- Born: April 13, 1936
- Died: January 25, 1965 Georgia, U.S.

NASCAR Cup Series career
- 126 races run over 4 years
- Best finish: 8th (1964)
- First race: 1961 Myers Brothers 200 (Bowman Gray)
- Last race: 1964 Unnamed Race (Jacksonville)
| Wins | Top tens | Poles |
| 0 | 56 | 0 |

= Larry Thomas (racing driver) =

American racing driver

Larry Thomas (April 13, 1936 – January 25, 1965) was a NASCAR Grand National Series driver from Thomasville, North Carolina. Thomas died in a non-racing related car crash during the start of the 1965 NASCAR season.

==Driving career==
Thomas began his racing career in 1956 driving hobby stocks and modifieds at Bowman-Gray Stadium. He began his NASCAR career in 1961 driving for Wade Younts. His best finish was seventh at South Boston Speedway.
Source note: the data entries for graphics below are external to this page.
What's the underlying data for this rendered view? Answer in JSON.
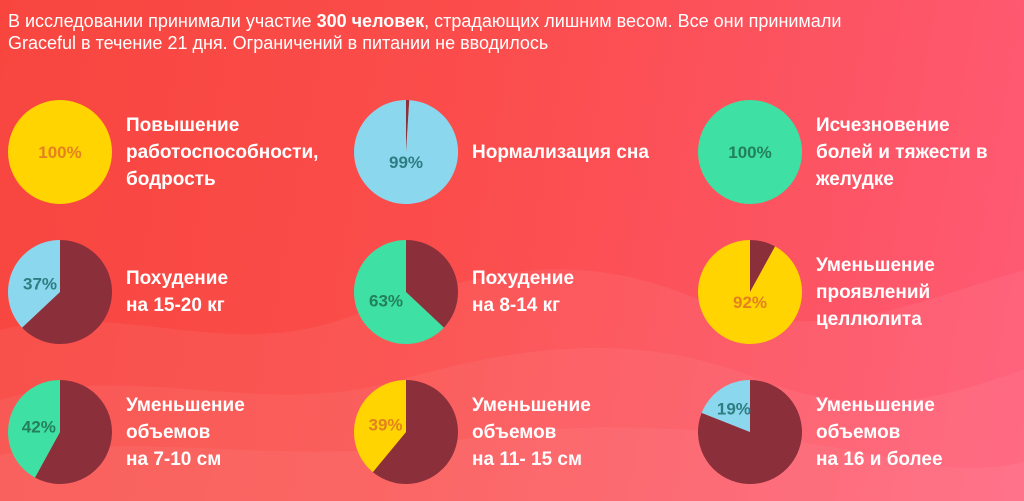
{
  "intro": {
    "part1": "В исследовании принимали участие ",
    "bold": "300 человек",
    "part2": ", страдающих лишним весом. Все они принимали",
    "line2": "Graceful в течение 21 дня. Ограничений в питании не вводилось"
  },
  "colors": {
    "remainder": "#8b2f3a",
    "yellow": "#ffd400",
    "blue": "#8ad7ee",
    "green": "#3fe0a3",
    "pct_orange": "#e3821f",
    "pct_teal": "#2e7d82",
    "pct_darkgreen": "#23805b"
  },
  "chart_data": {
    "type": "pie",
    "charts": [
      {
        "value": 100,
        "pct_label": "100%",
        "label_lines": [
          "Повышение",
          "работоспособности,",
          "бодрость"
        ],
        "color": "#ffd400",
        "text_color": "#e3821f"
      },
      {
        "value": 99,
        "pct_label": "99%",
        "label_lines": [
          "Нормализация сна"
        ],
        "color": "#8ad7ee",
        "text_color": "#2e7d82"
      },
      {
        "value": 100,
        "pct_label": "100%",
        "label_lines": [
          "Исчезновение",
          "болей и тяжести в",
          "желудке"
        ],
        "color": "#3fe0a3",
        "text_color": "#23805b"
      },
      {
        "value": 37,
        "pct_label": "37%",
        "label_lines": [
          "Похудение",
          "на 15-20 кг"
        ],
        "color": "#8ad7ee",
        "text_color": "#2e7d82"
      },
      {
        "value": 63,
        "pct_label": "63%",
        "label_lines": [
          "Похудение",
          "на 8-14 кг"
        ],
        "color": "#3fe0a3",
        "text_color": "#23805b"
      },
      {
        "value": 92,
        "pct_label": "92%",
        "label_lines": [
          "Уменьшение",
          "проявлений",
          "целлюлита"
        ],
        "color": "#ffd400",
        "text_color": "#e3821f"
      },
      {
        "value": 42,
        "pct_label": "42%",
        "label_lines": [
          "Уменьшение",
          "объемов",
          "на 7-10 см"
        ],
        "color": "#3fe0a3",
        "text_color": "#23805b"
      },
      {
        "value": 39,
        "pct_label": "39%",
        "label_lines": [
          "Уменьшение",
          "объемов",
          "на 11- 15 см"
        ],
        "color": "#ffd400",
        "text_color": "#e3821f"
      },
      {
        "value": 19,
        "pct_label": "19%",
        "label_lines": [
          "Уменьшение",
          "объемов",
          "на 16 и более"
        ],
        "color": "#8ad7ee",
        "text_color": "#2e7d82"
      }
    ]
  }
}
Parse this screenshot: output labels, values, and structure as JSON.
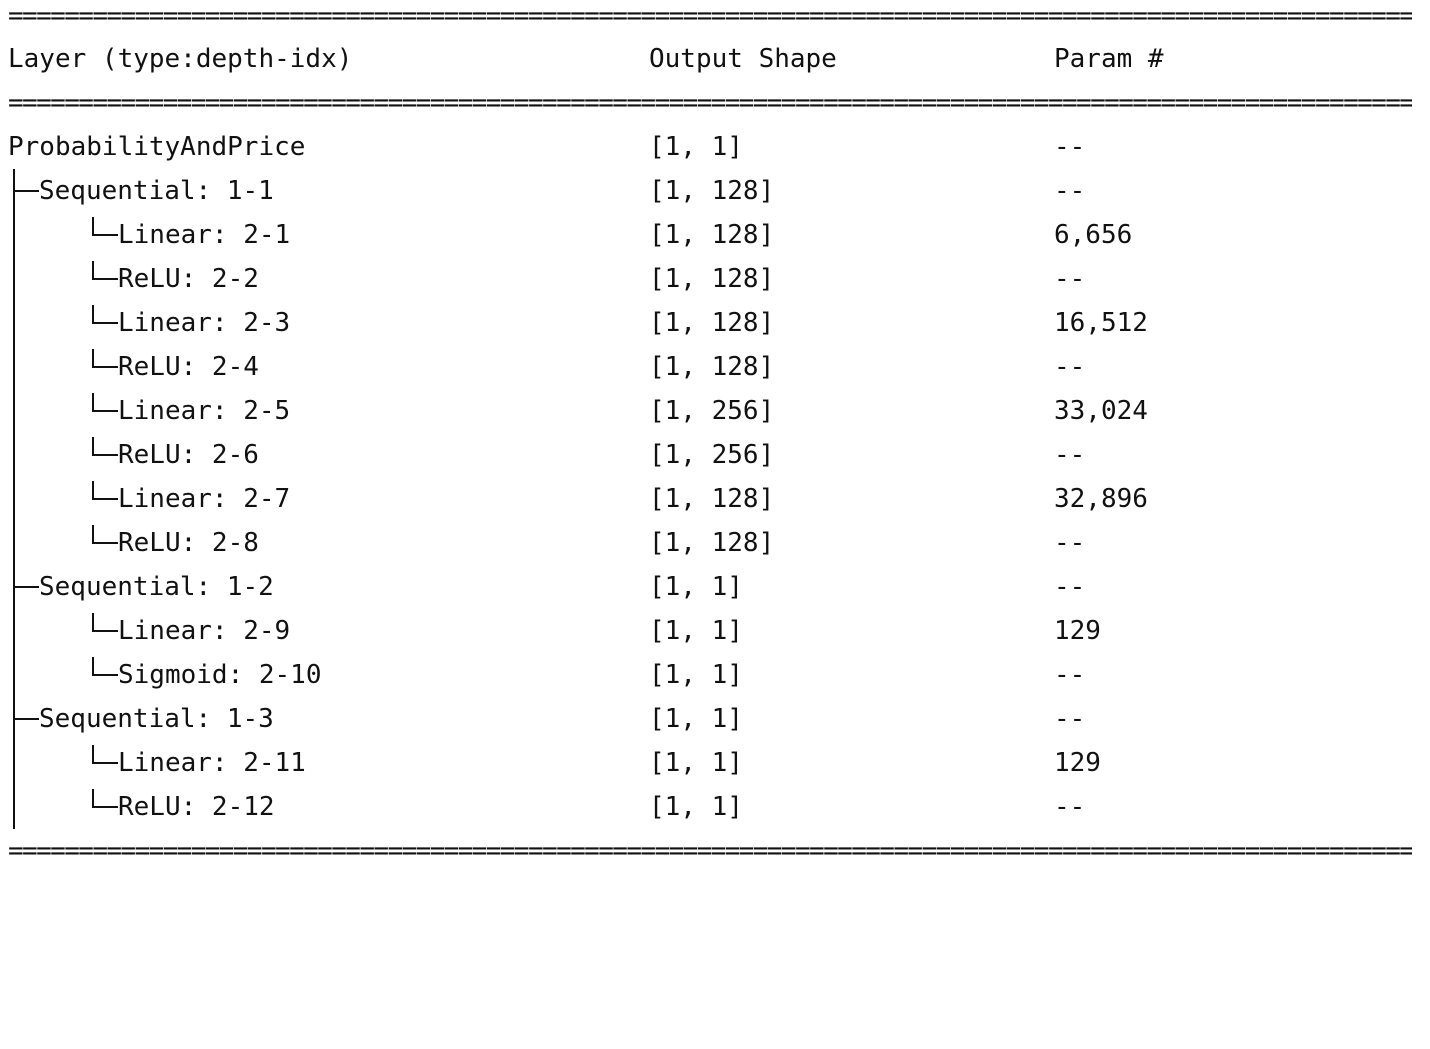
{
  "rules": {
    "top": "=========================================================================================================================",
    "mid": "=========================================================================================================================",
    "bottom": "========================================================================================================================="
  },
  "header": {
    "layer": "Layer (type:depth-idx)",
    "shape": "Output Shape",
    "param": "Param #"
  },
  "rows": [
    {
      "label": "ProbabilityAndPrice",
      "shape": "[1, 1]",
      "param": "--"
    },
    {
      "label": "Sequential: 1-1",
      "shape": "[1, 128]",
      "param": "--"
    },
    {
      "label": "Linear: 2-1",
      "shape": "[1, 128]",
      "param": "6,656"
    },
    {
      "label": "ReLU: 2-2",
      "shape": "[1, 128]",
      "param": "--"
    },
    {
      "label": "Linear: 2-3",
      "shape": "[1, 128]",
      "param": "16,512"
    },
    {
      "label": "ReLU: 2-4",
      "shape": "[1, 128]",
      "param": "--"
    },
    {
      "label": "Linear: 2-5",
      "shape": "[1, 256]",
      "param": "33,024"
    },
    {
      "label": "ReLU: 2-6",
      "shape": "[1, 256]",
      "param": "--"
    },
    {
      "label": "Linear: 2-7",
      "shape": "[1, 128]",
      "param": "32,896"
    },
    {
      "label": "ReLU: 2-8",
      "shape": "[1, 128]",
      "param": "--"
    },
    {
      "label": "Sequential: 1-2",
      "shape": "[1, 1]",
      "param": "--"
    },
    {
      "label": "Linear: 2-9",
      "shape": "[1, 1]",
      "param": "129"
    },
    {
      "label": "Sigmoid: 2-10",
      "shape": "[1, 1]",
      "param": "--"
    },
    {
      "label": "Sequential: 1-3",
      "shape": "[1, 1]",
      "param": "--"
    },
    {
      "label": "Linear: 2-11",
      "shape": "[1, 1]",
      "param": "129"
    },
    {
      "label": "ReLU: 2-12",
      "shape": "[1, 1]",
      "param": "--"
    }
  ]
}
During the 1962 season, Thomas encountered a significant number of mechanical failures which marred him in seventeenth place in the standings. His 1963 campaign did not fare much better as he ended up twenty-second in the point standings. 1964 was Thomas' breakout season. Though he still suffered quite a few mechanical failures throughout the season, he finished eighth in the final point standings and earned a career-best second-place finish at Hickory Speedway. Also in 1964, Thomas was involved in a significant wreck at Jacksonville Speedway when he flipped over the Younts' owned Dodge. Thomas escaped without serious injury.

==Death==
Getting ready for the 1965 season, Thomas was driving to a tire test when he drove off Interstate 75 in Georgia and landed in a thirty-five foot embankment killing him instantly.